In a wind farm some wind turbines may be affected by multiple upwind wakes. The commonly used approach in engineering to simulate the interaction effect of different wakes is to combine the single analytical wake model and the interaction model. The higher turbulence level and shear stress profile generated by upwind turbines in the superposed area leads to faster wake recovery. The existing interaction models are all analytical models based on some simple assumptions of superposition, which cannot characterize this phenomenon. Therefore, in this study, a mixing coefficient is introduced into the classical energy balance interaction model with the aim of reflecting the effect of turbulence intensity on velocity recovery in multiple wakes.
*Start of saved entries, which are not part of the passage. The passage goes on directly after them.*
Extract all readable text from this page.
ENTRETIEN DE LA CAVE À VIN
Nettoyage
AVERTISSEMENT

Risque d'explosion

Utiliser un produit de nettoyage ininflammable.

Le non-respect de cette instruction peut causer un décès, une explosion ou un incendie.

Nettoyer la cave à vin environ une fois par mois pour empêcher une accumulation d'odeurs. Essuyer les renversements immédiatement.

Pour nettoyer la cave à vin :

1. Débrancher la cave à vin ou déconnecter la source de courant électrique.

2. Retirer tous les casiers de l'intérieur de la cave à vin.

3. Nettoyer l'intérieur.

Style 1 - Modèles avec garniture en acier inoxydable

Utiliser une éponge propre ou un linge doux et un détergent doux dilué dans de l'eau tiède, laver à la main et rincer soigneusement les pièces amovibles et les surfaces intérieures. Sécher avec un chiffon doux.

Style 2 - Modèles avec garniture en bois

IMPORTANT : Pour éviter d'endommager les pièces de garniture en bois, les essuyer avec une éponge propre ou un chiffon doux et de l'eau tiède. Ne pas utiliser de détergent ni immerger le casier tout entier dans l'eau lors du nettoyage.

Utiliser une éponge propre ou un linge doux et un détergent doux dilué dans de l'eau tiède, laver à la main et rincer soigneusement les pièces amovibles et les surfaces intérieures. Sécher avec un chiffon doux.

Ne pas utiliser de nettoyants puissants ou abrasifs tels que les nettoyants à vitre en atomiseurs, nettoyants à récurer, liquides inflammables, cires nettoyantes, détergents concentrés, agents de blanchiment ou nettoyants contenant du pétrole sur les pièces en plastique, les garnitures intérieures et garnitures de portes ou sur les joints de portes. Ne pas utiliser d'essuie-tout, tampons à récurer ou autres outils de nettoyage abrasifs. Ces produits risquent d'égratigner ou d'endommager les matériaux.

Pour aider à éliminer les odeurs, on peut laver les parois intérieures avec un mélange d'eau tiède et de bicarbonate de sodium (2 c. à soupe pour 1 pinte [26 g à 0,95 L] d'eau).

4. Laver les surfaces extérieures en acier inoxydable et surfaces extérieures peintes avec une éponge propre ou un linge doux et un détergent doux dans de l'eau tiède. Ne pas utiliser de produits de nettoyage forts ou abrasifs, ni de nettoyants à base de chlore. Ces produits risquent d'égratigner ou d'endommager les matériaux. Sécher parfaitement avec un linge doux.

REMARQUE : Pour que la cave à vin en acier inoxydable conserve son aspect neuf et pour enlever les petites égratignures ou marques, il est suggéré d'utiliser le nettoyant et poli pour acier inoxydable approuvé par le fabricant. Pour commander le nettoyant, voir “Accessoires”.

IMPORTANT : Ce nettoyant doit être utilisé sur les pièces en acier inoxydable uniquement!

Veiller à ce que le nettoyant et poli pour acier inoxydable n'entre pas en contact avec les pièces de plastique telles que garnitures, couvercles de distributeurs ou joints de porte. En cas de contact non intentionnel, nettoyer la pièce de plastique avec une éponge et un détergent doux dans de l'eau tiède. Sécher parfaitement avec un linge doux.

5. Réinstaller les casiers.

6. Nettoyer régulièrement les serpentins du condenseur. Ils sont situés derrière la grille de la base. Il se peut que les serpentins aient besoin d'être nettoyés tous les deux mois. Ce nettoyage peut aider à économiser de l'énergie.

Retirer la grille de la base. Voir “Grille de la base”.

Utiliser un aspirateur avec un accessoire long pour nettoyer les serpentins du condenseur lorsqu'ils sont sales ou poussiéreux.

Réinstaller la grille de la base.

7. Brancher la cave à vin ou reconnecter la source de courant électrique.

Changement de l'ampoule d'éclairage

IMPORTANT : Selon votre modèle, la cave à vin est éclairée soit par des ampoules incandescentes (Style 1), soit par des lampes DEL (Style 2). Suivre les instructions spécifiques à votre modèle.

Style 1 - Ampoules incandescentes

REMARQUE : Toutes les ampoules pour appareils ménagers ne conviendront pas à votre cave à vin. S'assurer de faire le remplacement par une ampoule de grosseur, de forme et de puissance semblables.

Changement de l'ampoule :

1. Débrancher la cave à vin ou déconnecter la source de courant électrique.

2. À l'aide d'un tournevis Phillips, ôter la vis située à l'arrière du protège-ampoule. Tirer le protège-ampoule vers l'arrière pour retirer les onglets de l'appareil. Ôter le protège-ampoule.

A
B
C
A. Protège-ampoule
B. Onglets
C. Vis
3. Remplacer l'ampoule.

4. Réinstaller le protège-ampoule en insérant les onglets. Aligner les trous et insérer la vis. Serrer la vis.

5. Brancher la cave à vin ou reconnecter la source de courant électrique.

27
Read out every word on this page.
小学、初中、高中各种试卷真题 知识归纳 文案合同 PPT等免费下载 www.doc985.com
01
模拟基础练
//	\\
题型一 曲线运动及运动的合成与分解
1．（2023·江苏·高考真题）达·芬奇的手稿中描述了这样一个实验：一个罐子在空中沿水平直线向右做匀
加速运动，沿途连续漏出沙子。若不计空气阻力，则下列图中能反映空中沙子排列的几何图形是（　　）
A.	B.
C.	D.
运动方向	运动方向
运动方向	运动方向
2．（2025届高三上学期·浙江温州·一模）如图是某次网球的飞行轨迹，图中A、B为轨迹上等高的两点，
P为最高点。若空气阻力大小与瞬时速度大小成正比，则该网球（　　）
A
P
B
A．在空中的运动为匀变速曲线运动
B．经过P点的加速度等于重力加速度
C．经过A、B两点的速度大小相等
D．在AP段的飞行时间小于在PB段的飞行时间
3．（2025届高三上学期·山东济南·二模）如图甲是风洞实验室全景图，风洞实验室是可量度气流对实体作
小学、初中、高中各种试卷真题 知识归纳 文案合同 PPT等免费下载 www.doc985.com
An empirical expression is also given to calculate this parameter. The performance of the new model is evaluated using data from the Lillgrund and the Horns Rev I offshore wind farms, and the simulations agree reasonably with the observations. The comparison of different interaction model simulation results with measured data show that the calculation accuracy of this new interaction model is high, and the mean absolute percentage error of wind farm efficiency is reduced by 5.3% and 1.58%, respectively, compared to the most commonly used sum of squares interaction model.

Suggested Citation

  • Zhenzhou Shao & Ying Wu & Li Li & Shuang Han & Yongqian Liu, 2019. "Multiple Wind Turbine Wakes Modeling Considering the Faster Wake Recovery in Overlapped Wakes," Energies, MDPI, vol. 12(4), pages 1-14, February.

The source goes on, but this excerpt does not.